Lübnan hükümetine de mesaj gönderen Kablan, "Lübnan misak ülkesidir ve direniş, Lübnan ordusunun tam ortağı olan bir ulusal savunma gücüdür. Her ikisine de duyulan ihtiyaç, egemenlik ve varoluş meselesidir," ifadelerini kullandı.

Ordu ve direniş arasındaki egemenlik temelli bu bütünlüğe zarar vermekten daha büyük bir ihanet olmadığını belirten Kablan, ülkeyi çevreleyen tehlikelerin çok büyük olduğunu ve Lübnan'ı anlaşma ve ihale oyunlarından uzak tutarak korumak gerektiğini kaydetti.

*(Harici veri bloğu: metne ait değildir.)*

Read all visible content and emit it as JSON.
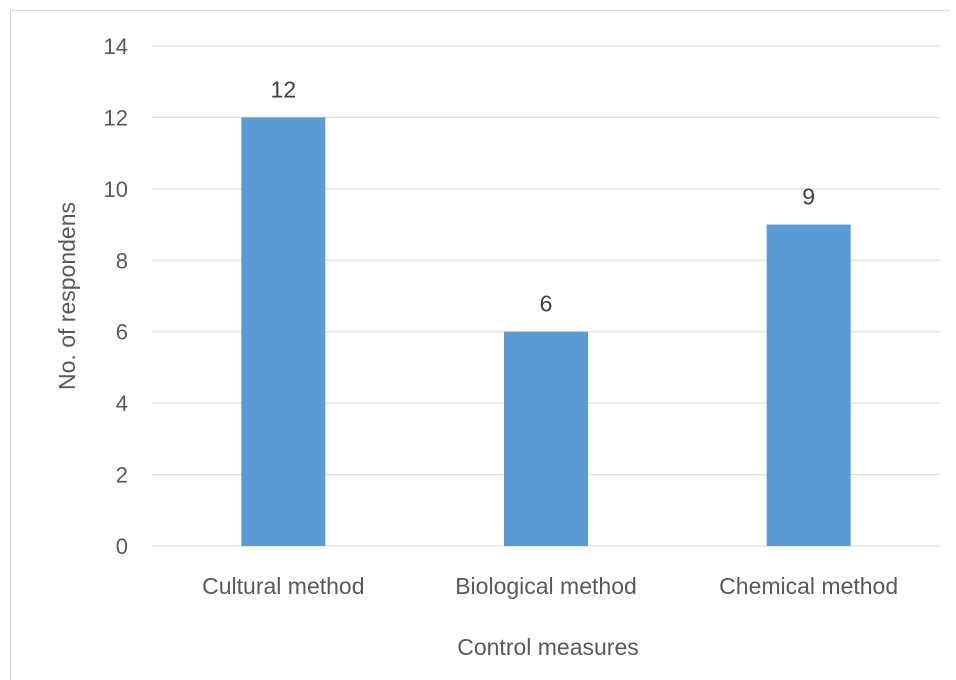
{
  "chart_data": {
    "type": "bar",
    "categories": [
      "Cultural method",
      "Biological method",
      "Chemical method"
    ],
    "values": [
      12,
      6,
      9
    ],
    "data_labels": [
      "12",
      "6",
      "9"
    ],
    "xlabel": "Control measures",
    "ylabel": "No. of respondens",
    "ylim": [
      0,
      14
    ],
    "yticks": [
      0,
      2,
      4,
      6,
      8,
      10,
      12,
      14
    ],
    "ytick_labels": [
      "0",
      "2",
      "4",
      "6",
      "8",
      "10",
      "12",
      "14"
    ],
    "grid": true,
    "legend": "none",
    "bar_color": "#5b9bd5"
  }
}
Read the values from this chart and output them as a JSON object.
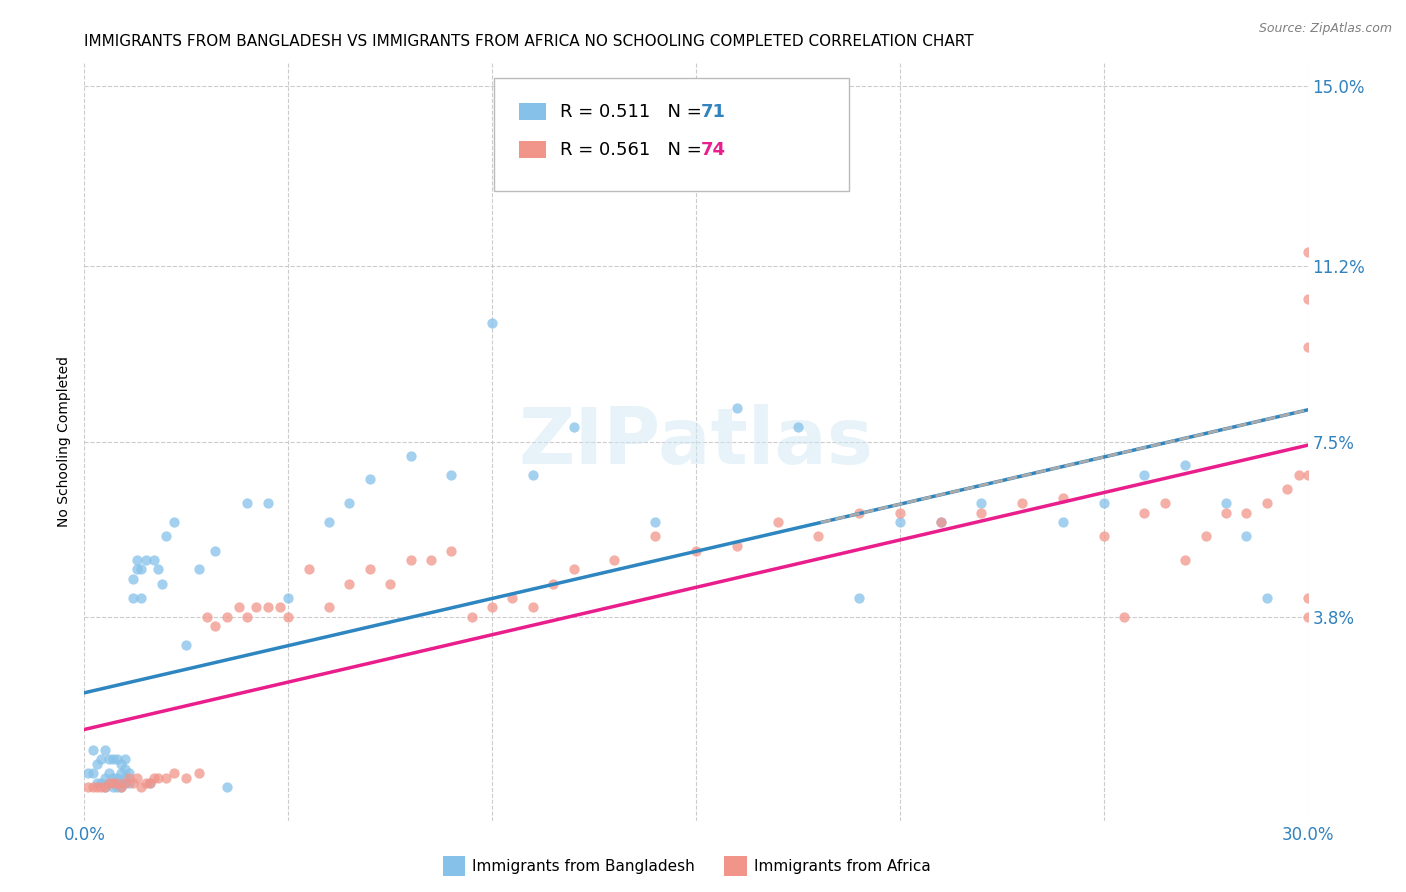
{
  "title": "IMMIGRANTS FROM BANGLADESH VS IMMIGRANTS FROM AFRICA NO SCHOOLING COMPLETED CORRELATION CHART",
  "source": "Source: ZipAtlas.com",
  "ylabel": "No Schooling Completed",
  "legend_label1": "Immigrants from Bangladesh",
  "legend_label2": "Immigrants from Africa",
  "R1": 0.511,
  "N1": 71,
  "R2": 0.561,
  "N2": 74,
  "color1": "#85c1e9",
  "color2": "#f1948a",
  "line_color1": "#2e86c1",
  "line_color2": "#e91e8c",
  "dash_color": "#aaaaaa",
  "xlim": [
    0.0,
    0.3
  ],
  "ylim": [
    -0.005,
    0.155
  ],
  "xticks": [
    0.0,
    0.05,
    0.1,
    0.15,
    0.2,
    0.25,
    0.3
  ],
  "xtick_labels": [
    "0.0%",
    "",
    "",
    "",
    "",
    "",
    "30.0%"
  ],
  "ytick_vals": [
    0.038,
    0.075,
    0.112,
    0.15
  ],
  "ytick_labels": [
    "3.8%",
    "7.5%",
    "11.2%",
    "15.0%"
  ],
  "watermark": "ZIPatlas",
  "background_color": "#ffffff",
  "grid_color": "#cccccc",
  "title_fontsize": 11,
  "source_fontsize": 9,
  "ylabel_fontsize": 10,
  "tick_fontsize": 12,
  "legend_fontsize": 13,
  "scatter1_x": [
    0.001,
    0.002,
    0.002,
    0.003,
    0.003,
    0.004,
    0.004,
    0.005,
    0.005,
    0.005,
    0.006,
    0.006,
    0.006,
    0.007,
    0.007,
    0.007,
    0.008,
    0.008,
    0.008,
    0.009,
    0.009,
    0.009,
    0.009,
    0.01,
    0.01,
    0.01,
    0.01,
    0.011,
    0.011,
    0.012,
    0.012,
    0.013,
    0.013,
    0.014,
    0.014,
    0.015,
    0.016,
    0.017,
    0.018,
    0.019,
    0.02,
    0.022,
    0.025,
    0.028,
    0.032,
    0.035,
    0.04,
    0.045,
    0.05,
    0.06,
    0.065,
    0.07,
    0.08,
    0.09,
    0.1,
    0.11,
    0.12,
    0.14,
    0.16,
    0.175,
    0.19,
    0.2,
    0.21,
    0.22,
    0.24,
    0.25,
    0.26,
    0.27,
    0.28,
    0.285,
    0.29
  ],
  "scatter1_y": [
    0.005,
    0.005,
    0.01,
    0.003,
    0.007,
    0.003,
    0.008,
    0.002,
    0.004,
    0.01,
    0.003,
    0.005,
    0.008,
    0.002,
    0.004,
    0.008,
    0.002,
    0.004,
    0.008,
    0.002,
    0.003,
    0.005,
    0.007,
    0.003,
    0.004,
    0.006,
    0.008,
    0.003,
    0.005,
    0.042,
    0.046,
    0.048,
    0.05,
    0.042,
    0.048,
    0.05,
    0.003,
    0.05,
    0.048,
    0.045,
    0.055,
    0.058,
    0.032,
    0.048,
    0.052,
    0.002,
    0.062,
    0.062,
    0.042,
    0.058,
    0.062,
    0.067,
    0.072,
    0.068,
    0.1,
    0.068,
    0.078,
    0.058,
    0.082,
    0.078,
    0.042,
    0.058,
    0.058,
    0.062,
    0.058,
    0.062,
    0.068,
    0.07,
    0.062,
    0.055,
    0.042
  ],
  "scatter2_x": [
    0.001,
    0.002,
    0.003,
    0.004,
    0.005,
    0.006,
    0.007,
    0.008,
    0.009,
    0.01,
    0.011,
    0.012,
    0.013,
    0.014,
    0.015,
    0.016,
    0.017,
    0.018,
    0.02,
    0.022,
    0.025,
    0.028,
    0.03,
    0.032,
    0.035,
    0.038,
    0.04,
    0.042,
    0.045,
    0.048,
    0.05,
    0.055,
    0.06,
    0.065,
    0.07,
    0.075,
    0.08,
    0.085,
    0.09,
    0.095,
    0.1,
    0.105,
    0.11,
    0.115,
    0.12,
    0.13,
    0.14,
    0.15,
    0.16,
    0.17,
    0.18,
    0.19,
    0.2,
    0.21,
    0.22,
    0.23,
    0.24,
    0.25,
    0.255,
    0.26,
    0.265,
    0.27,
    0.275,
    0.28,
    0.285,
    0.29,
    0.295,
    0.298,
    0.3,
    0.3,
    0.3,
    0.3,
    0.3,
    0.3
  ],
  "scatter2_y": [
    0.002,
    0.002,
    0.002,
    0.002,
    0.002,
    0.003,
    0.003,
    0.003,
    0.002,
    0.003,
    0.004,
    0.003,
    0.004,
    0.002,
    0.003,
    0.003,
    0.004,
    0.004,
    0.004,
    0.005,
    0.004,
    0.005,
    0.038,
    0.036,
    0.038,
    0.04,
    0.038,
    0.04,
    0.04,
    0.04,
    0.038,
    0.048,
    0.04,
    0.045,
    0.048,
    0.045,
    0.05,
    0.05,
    0.052,
    0.038,
    0.04,
    0.042,
    0.04,
    0.045,
    0.048,
    0.05,
    0.055,
    0.052,
    0.053,
    0.058,
    0.055,
    0.06,
    0.06,
    0.058,
    0.06,
    0.062,
    0.063,
    0.055,
    0.038,
    0.06,
    0.062,
    0.05,
    0.055,
    0.06,
    0.06,
    0.062,
    0.065,
    0.068,
    0.038,
    0.115,
    0.105,
    0.095,
    0.068,
    0.042
  ]
}
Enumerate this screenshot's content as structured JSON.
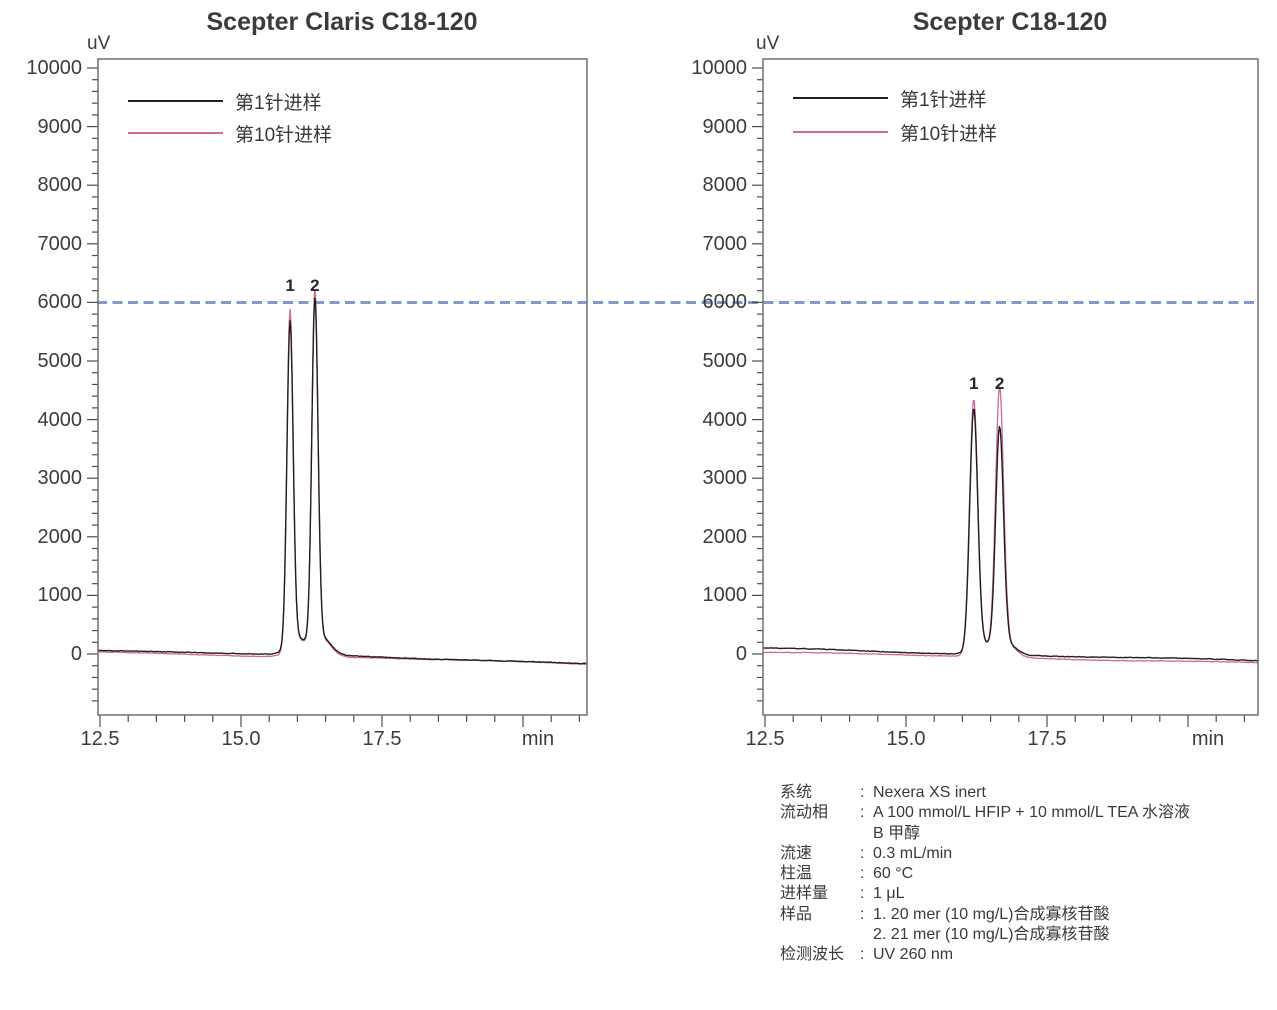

Ordu ve direnişin birbirinden ayrılamayacağını vurgulayan Kablan, "Ordu ve direniş olmadan savunma ve ayakta kalma kabiliyeti olmaz. Bilakis, ulusal meşruiyet ordu ve direniştir. İkisini birbirinden ayırmak, Lübnan'ın en önemli egemenlik garantilerinden birini baltalamaktır. Çözüm, ülkeyi kaos, yıkım ve belirsizlik denizine itmek değil, ulusal güvenliği ve savunma politikasını tartışmaktır," dedi.

Kablan, Lübnan'ın yanan bir bölgenin ve çılgın bir kaosun ortasında yer aldığını belirterek, "Yapılması gereken, Lübnan'ı korumak ve bu büyük egemenlik hedefine ulaşmak için tüm ulusal imkanları seferber etmektir," diye ekledi.

Direnişin Lübnan'ı, onurunu ve egemenliğini savunmak için eşi benzeri görülmemiş fedakarlıklar yaptığını söyleyen Kablan, "Devleti, ülkeyi ve kurumları geri kazanan, Lübnan'ı özgürleştiren ve on yıllardır en büyük bedellerle korumaya devam eden güç olması, direnişin her kesimi için millilik ve meşruiyet olarak yeterlidir," değerlendirmesinde bulundu.